When loading data into ICOD_Main, there’s a number of processing steps:
- Load what you know (automated)
- Go get test data. It’s simple and easy.
- Load more complex data points, these may require remapping or recalculation from the test data.
- Make a ledger
- Store data that comes in from a pipeline that isn’t automatically ELT’d from a source.
- Preprocess anything you think would be useful.
When fetching data for analysis, there’s a few logical steps. Please note, I’m going to reference a @rundate. This variable is to allow you to snap back in time, so you would see what the results were back then:
- Fetch snapshot data based on the last data points before your @rundate. This equation is a bit tricky, as it’s based on the DB you’re using.

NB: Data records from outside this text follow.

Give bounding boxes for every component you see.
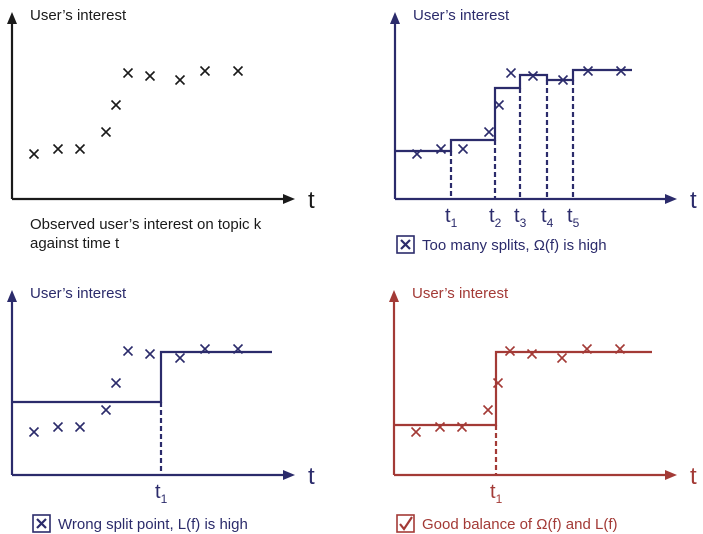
data-point-cross-icon — [505, 67, 517, 79]
checkmark-icon — [399, 516, 413, 531]
caption: Too many splits, Ω(f) is high — [422, 237, 607, 254]
data-point-cross-icon — [122, 67, 134, 79]
y-axis-label: User’s interest — [30, 7, 127, 24]
data-point-cross-icon — [174, 74, 186, 86]
data-point-cross-icon — [482, 404, 494, 416]
split-label: t3 — [514, 205, 527, 230]
caption-line: Observed user’s interest on topic k — [30, 216, 262, 233]
data-point-cross-icon — [492, 377, 504, 389]
y-axis-label: User’s interest — [412, 285, 509, 302]
panel-wrong-split: User’s interest t t1 Wrong split point, L(f… — [7, 285, 315, 533]
x-mark-icon — [400, 239, 411, 250]
x-axis-label: t — [690, 187, 697, 214]
split-label: t4 — [541, 205, 554, 230]
data-point-cross-icon — [144, 348, 156, 360]
x-axis-arrow-icon — [283, 470, 295, 480]
x-axis-label: t — [690, 463, 697, 490]
data-point-cross-icon — [526, 348, 538, 360]
data-point-cross-icon — [483, 126, 495, 138]
x-axis-arrow-icon — [665, 194, 677, 204]
data-point-cross-icon — [493, 99, 505, 111]
data-point-cross-icon — [28, 426, 40, 438]
y-axis-arrow-icon — [389, 290, 399, 302]
data-point-cross-icon — [28, 148, 40, 160]
data-point-cross-icon — [504, 345, 516, 357]
data-point-cross-icon — [434, 421, 446, 433]
panel-good-balance: User’s interest t t1 Good balance of Ω(f) a… — [389, 285, 697, 533]
data-point-cross-icon — [110, 377, 122, 389]
data-point-cross-icon — [100, 404, 112, 416]
data-point-cross-icon — [556, 352, 568, 364]
data-point-cross-icon — [144, 70, 156, 82]
x-mark-icon — [36, 518, 47, 529]
data-point-cross-icon — [110, 99, 122, 111]
y-axis-label: User’s interest — [413, 7, 510, 24]
data-point-cross-icon — [615, 65, 627, 77]
data-point-cross-icon — [457, 143, 469, 155]
data-point-cross-icon — [232, 65, 244, 77]
y-axis-arrow-icon — [7, 12, 17, 24]
data-point-cross-icon — [557, 74, 569, 86]
x-axis-arrow-icon — [665, 470, 677, 480]
caption: Wrong split point, L(f) is high — [58, 516, 248, 533]
caption-line: against time t — [30, 235, 120, 252]
data-point-cross-icon — [122, 345, 134, 357]
data-point-cross-icon — [456, 421, 468, 433]
x-box-icon — [396, 235, 415, 254]
panel-too-many-splits: User’s interest t t1 t2 t3 t4 t5 Too many split… — [390, 7, 697, 254]
x-box-icon — [32, 514, 51, 533]
data-point-cross-icon — [527, 70, 539, 82]
data-point-cross-icon — [100, 126, 112, 138]
data-point-cross-icon — [411, 148, 423, 160]
split-label: t1 — [155, 481, 168, 506]
y-axis-arrow-icon — [390, 12, 400, 24]
split-label: t1 — [490, 481, 503, 506]
step-function — [395, 68, 632, 153]
split-label: t5 — [567, 205, 580, 230]
data-point-cross-icon — [174, 352, 186, 364]
step-function — [394, 350, 652, 427]
y-axis-arrow-icon — [7, 290, 17, 302]
step-function — [12, 350, 272, 404]
caption: Good balance of Ω(f) and L(f) — [422, 516, 617, 533]
x-axis-label: t — [308, 463, 315, 490]
x-axis-arrow-icon — [283, 194, 295, 204]
split-label: t1 — [445, 205, 458, 230]
data-point-cross-icon — [435, 143, 447, 155]
data-point-cross-icon — [74, 421, 86, 433]
data-point-cross-icon — [199, 343, 211, 355]
data-point-cross-icon — [199, 65, 211, 77]
split-label: t2 — [489, 205, 502, 230]
data-point-cross-icon — [410, 426, 422, 438]
data-point-cross-icon — [74, 143, 86, 155]
data-point-cross-icon — [52, 143, 64, 155]
check-box-icon — [396, 514, 415, 533]
data-point-cross-icon — [232, 343, 244, 355]
x-axis-label: t — [308, 187, 315, 214]
data-point-cross-icon — [52, 421, 64, 433]
panel-observed: User’s interest t Observed user’s interest… — [7, 7, 315, 252]
y-axis-label: User’s interest — [30, 285, 127, 302]
data-point-cross-icon — [614, 343, 626, 355]
data-point-cross-icon — [581, 343, 593, 355]
data-point-cross-icon — [582, 65, 594, 77]
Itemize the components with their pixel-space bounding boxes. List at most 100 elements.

- MAX(Data_Point_Datetime) over (partition by Unit_Id, Normalized_Data_Point) as Last_Normalized_Data_Point_Datetime. Then put that in a subquery and filter with a WHERE clause that matches the datetimes, returning the last one. This is annoying to set up, but powerful when done.
- The important thing is to focus on the scope of data you’re hunting for. Take the data from the main ICOD table and store it into a smaller set.
- Pull what data you need for trending.
- These would be <= @rundate
- The analysis for these would be done before storing them into your reporting analysis.
- In Tri-State’s analysis, we do some post-processing looking for specific indicators, and have those as health delimiters.
- Pull your reference data.
- Wrap up all the data.
- The output really doesn’t matter too much, but the functionality to get to the end is the main point.